Schmidt constructed a 200-room addition to the Hotel Byron, which opened in May 1913. He died in the hotel on September 24, 1914. Its name was soon changed to the Hotel Leopold as a token of appreciation by the hotel's investors.

The current 9-story hotel tower was constructed in 1929, on the site of the original 1899 structure, which was demolished. The tower was designed by architects from H.L. Stevens & Company, of San Francisco, and increased the hotel's room count to 300.

The hotel was one of the founding members of Western Hotels on August 27, 1930, and remained part of the chain until October 10, 1969.

In 1960, the hotel added a small motel wing (since demolished) directly behind the 1929 tower, with an outdoor pool, and became the Leopold Hotel and Motor Inn.

In 1967, the 1913 wing was demolished and replaced with a 48-room, 4-story motel wing and the hotel was renamed the Leopold Inn.

The hotel left Western International Hotels in 1969.

In the 1980s, The Leopold was converted to a retirement home and underwent a significant renovation.

The Leopold was added to the National Register of Historic Places on February 19, 1982.
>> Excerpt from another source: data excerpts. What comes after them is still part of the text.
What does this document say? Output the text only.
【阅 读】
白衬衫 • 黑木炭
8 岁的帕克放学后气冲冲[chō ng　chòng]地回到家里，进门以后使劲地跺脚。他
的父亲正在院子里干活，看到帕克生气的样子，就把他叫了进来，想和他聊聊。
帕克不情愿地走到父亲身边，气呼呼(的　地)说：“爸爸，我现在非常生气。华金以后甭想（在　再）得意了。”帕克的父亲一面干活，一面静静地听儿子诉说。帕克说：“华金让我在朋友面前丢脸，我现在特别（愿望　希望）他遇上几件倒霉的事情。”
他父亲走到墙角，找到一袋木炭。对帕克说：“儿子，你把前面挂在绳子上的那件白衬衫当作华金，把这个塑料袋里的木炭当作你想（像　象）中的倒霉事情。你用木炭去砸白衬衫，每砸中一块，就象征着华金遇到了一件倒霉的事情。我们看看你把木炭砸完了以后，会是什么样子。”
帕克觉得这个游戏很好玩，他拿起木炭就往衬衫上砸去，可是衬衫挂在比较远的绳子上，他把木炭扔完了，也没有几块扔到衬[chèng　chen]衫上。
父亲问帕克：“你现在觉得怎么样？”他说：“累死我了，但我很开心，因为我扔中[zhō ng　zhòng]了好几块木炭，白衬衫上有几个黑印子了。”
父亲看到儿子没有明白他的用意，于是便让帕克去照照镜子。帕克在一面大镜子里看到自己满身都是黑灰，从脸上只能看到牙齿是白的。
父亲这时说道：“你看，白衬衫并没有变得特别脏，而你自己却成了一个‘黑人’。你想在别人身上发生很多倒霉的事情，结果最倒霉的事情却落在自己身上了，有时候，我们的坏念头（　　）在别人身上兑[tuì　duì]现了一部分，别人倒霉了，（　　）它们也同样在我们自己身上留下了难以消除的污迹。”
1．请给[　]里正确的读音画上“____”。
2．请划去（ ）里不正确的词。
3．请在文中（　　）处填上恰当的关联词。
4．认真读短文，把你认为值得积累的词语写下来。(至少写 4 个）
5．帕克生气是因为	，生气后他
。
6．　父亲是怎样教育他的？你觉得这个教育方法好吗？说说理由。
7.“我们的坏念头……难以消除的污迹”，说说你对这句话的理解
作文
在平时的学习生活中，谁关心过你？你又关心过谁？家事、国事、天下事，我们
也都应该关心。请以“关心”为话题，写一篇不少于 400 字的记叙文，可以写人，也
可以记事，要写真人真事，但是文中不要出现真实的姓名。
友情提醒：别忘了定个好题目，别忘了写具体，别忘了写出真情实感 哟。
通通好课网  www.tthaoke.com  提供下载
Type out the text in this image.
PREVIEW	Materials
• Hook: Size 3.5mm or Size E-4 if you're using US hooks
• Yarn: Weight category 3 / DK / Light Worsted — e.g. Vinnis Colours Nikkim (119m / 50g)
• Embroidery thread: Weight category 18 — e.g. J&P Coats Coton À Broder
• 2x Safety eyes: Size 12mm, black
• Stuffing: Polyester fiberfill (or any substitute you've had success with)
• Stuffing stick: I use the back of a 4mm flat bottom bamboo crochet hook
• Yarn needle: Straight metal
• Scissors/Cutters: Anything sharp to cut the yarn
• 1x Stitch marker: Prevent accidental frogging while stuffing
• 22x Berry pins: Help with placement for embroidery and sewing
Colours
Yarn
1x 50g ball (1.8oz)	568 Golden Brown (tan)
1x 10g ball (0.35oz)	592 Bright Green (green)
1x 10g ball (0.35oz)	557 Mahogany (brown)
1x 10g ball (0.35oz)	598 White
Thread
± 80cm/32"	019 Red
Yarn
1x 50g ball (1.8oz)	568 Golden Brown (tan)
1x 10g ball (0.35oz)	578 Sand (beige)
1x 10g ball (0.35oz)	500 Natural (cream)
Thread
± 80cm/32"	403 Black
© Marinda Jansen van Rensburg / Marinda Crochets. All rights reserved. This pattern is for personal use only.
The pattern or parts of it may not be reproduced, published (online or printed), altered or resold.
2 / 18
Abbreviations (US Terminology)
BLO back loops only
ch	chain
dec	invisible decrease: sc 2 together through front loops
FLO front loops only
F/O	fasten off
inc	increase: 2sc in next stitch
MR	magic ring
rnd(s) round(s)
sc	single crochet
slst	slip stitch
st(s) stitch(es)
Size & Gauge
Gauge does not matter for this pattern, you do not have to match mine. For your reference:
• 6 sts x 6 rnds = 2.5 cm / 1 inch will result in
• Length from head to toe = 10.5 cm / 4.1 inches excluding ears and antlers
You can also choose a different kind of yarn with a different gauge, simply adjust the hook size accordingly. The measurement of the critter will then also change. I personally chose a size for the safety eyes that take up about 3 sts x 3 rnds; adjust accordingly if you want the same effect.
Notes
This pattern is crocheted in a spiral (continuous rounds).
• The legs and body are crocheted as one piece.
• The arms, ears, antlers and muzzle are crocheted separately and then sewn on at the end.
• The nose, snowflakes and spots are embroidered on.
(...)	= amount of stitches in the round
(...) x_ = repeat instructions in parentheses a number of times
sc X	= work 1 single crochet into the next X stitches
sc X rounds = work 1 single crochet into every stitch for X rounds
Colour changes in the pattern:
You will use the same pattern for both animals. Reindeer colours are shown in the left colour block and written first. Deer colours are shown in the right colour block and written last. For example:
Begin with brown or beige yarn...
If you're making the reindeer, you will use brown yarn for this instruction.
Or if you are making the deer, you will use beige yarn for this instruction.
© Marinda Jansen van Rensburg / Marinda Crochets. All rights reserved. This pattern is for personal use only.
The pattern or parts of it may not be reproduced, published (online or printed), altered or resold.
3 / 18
In December, 2018, the Leopold ceased operation as a retirement home.

In April 2019 plans were announced to restore the building, with residential apartments in the historic 1929 wing and a boutique hotel in the adjoining 1967 motel wing, named Hotel Leo.

The Hotel Leo opened in November in 2019, with 31 rooms in the motel wing and nine rooms in the historic tower. The hotel shares the historic lobby and ballroom and includes a gym, rec room, and library.